But Thursday morning in Lerner Hall, DOE Chancellor Joel Klein, CC ’67 and UFT’s new President Michael Mulgrew came together at Columbia for the annual opening meeting of Learning Leaders, a nonprofit that brings volunteers into city schools.
This is the first year Learning Leaders has held its opening meeting on campus. Organization President Mindy Duitz described the event as “a celebration of our whole program.” The gathering featured a complimentary breakfast and a musical opening act with children playing songs like “Heart and Soul” on the keyboard and drums.
Speaker after speaker took the stage to commend Learning Leaders for its work.
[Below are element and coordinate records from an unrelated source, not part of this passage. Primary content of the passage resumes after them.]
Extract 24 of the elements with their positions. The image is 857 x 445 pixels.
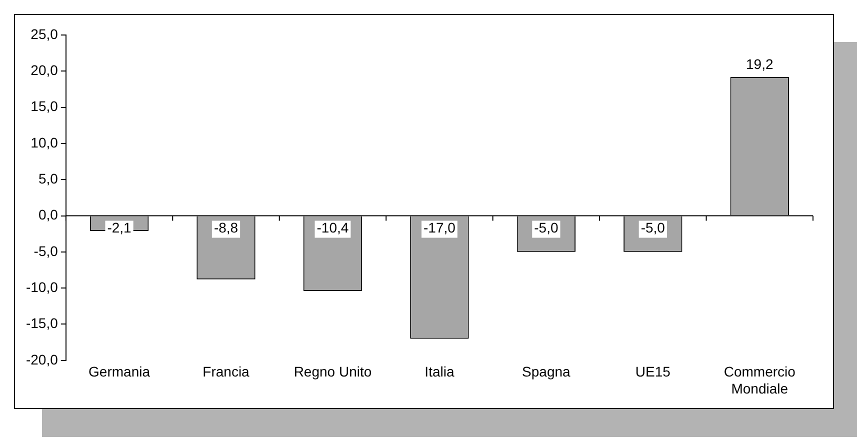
y-tick-label: 0,0 [38, 206, 58, 223]
y-tick-label: 10,0 [30, 134, 58, 150]
data-label: -17,0 [423, 220, 456, 236]
y-tick-label: -10,0 [26, 278, 58, 295]
y-tick-label: -5,0 [34, 242, 58, 259]
x-tick-label: Italia [424, 364, 454, 380]
data-label: -8,8 [214, 220, 238, 236]
data-label: -5,0 [534, 220, 558, 236]
x-tick-label: Spagna [522, 364, 571, 380]
y-tick-label: 25,0 [30, 26, 58, 42]
data-label: -2,1 [107, 220, 132, 236]
y-tick-label: 15,0 [30, 98, 58, 114]
data-label: -10,4 [316, 220, 349, 236]
data-label: -5,0 [640, 220, 666, 236]
x-tick-label: Francia [202, 364, 250, 380]
x-tick-label: Regno Unito [294, 364, 372, 380]
x-tick-label: Commercio Mondiale [724, 364, 796, 396]
data-label: 19,2 [746, 56, 774, 72]
y-tick-label: 20,0 [30, 62, 58, 78]
y-tick-label: -15,0 [26, 315, 58, 332]
x-tick-label: Germania [88, 364, 150, 380]
x-tick-label: UE15 [635, 364, 671, 380]
y-tick-label: 5,0 [38, 170, 58, 186]
y-tick-label: -20,0 [26, 351, 58, 368]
According to Duitz, Learning Leaders brings over 10,000 volunteers to more than 850 schools across New York City.
Rosemarie Fuller, a Learning Leaders volunteer at Central Park East High School in Spanish Harlem, said she was thoroughly impressed with the program. “I think that it’s a wonderful program, because it helps the staff, the teachers in the classrooms. It also, more so, helps the students.”
Speaking from a podium beneath brightly colored banners bearing the names of New York’s five boroughs, Klein and Mulgrew were effusive in their praise for the organization. Klein described how public schooling allowed him to rise from humble origins in Astoria, Queens to attend Columbia, and then later to work in the Bill Clinton White House.
“The real heroes in education are those who give voice to the voiceless,” Klein said to the audience. “Each one of you find the voiceless and go fight for them.”
As head of the DOE, Klein oversees the city’s school system under Mayor Michael Bloomberg’s system of mayoral control, which manages New York’s 1.1 million schoolchildren under one central bureaucracy. Implemented in 2002, mayoral control was a shift from the previous, more fragmented, district-based administrations. As Bloomberg campaigns for his third term, the policy—officially renewed in August following a disruptive coup in the New York State Senate—has come under intense scrutiny.
Mulgrew, who succeeded long-time UFT president Randi Weingarten in August, was met with raucous applause when he asked those in attendance, “Who here wants to help children learn? Who here wants to help children have a better life?”
The event also featured City Council Speaker Christine Quinn and Caroline Kennedy, vice-chair of the Fund for Public Schools, which promotes private investment in school reform. Kennedy, who said she “was so inspired by the energy and the passion and the dedication” of Learning Leaders, told the crowd that they were “a model for volunteer organizations across this country.”
As Klein said of the school system, “That changed my life, that changed my view of my own expectations, changed my sense of the power of public schools to change lives.”